Wednesday, January 16, 2013

Great Post over at GROIN



Read it HERE:

Thought provoking stuff on my peter pan life, that of the independent career-minded woman and if what we have in this age of delaying marriage/family is any different from the soulless white picket fence/station wagon, 2 kids, cat and a dog for middle America.
"Elizabeth Wurtzel, who wrote Prozac Nation back in 1994 and should have lived happily ever after, writes about how her teenage loop has led to an unfulfilling adult life:
It had all gone wrong. At long last, I had found myself vulnerable to the worst of New York City, because at 44 my life was not so different from the way it was at 24. Stubbornly and proudly, emphatically and pathetically, I had refused to grow up, and so I was becoming one of those people who refuses to grow up—one of the city’s Lost Boys…By never marrying, I ended up never divorcing, but I also failed to accumulate that brocade of civility and padlock of security—kids you do or don’t want, Tiffany silver you never use—that makes life complete. Convention serves a purpose: It gives life meaning, and without it, one is in a constant existential crisis. If you don’t have the imposition of family to remind you of what is at stake, something else will.

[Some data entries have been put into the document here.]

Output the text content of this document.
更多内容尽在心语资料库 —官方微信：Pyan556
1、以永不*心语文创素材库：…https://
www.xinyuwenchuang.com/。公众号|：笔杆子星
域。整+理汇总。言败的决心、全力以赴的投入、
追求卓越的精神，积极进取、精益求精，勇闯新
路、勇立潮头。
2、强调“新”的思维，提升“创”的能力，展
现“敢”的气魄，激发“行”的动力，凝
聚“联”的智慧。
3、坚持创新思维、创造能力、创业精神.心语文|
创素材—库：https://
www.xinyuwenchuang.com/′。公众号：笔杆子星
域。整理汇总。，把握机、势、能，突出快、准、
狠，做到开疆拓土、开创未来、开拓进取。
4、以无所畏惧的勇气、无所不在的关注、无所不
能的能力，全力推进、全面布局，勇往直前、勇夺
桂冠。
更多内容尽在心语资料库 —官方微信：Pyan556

I was alone in a lonely apartment with only a stalker to show for my accomplishments and my years. – “Elizabeth Wurtzel Confronts Her One-Night Stand of a Life,” by Elizabeth Wurtzel in New York Magazine, January 6, 2013
She goes on to detail how she fled responsibility at every turn, including sexually. There was never a plan to live happily ever after, but a chance to take someone home for the night. Eventually, the options dwindled and apparently, so did the fun."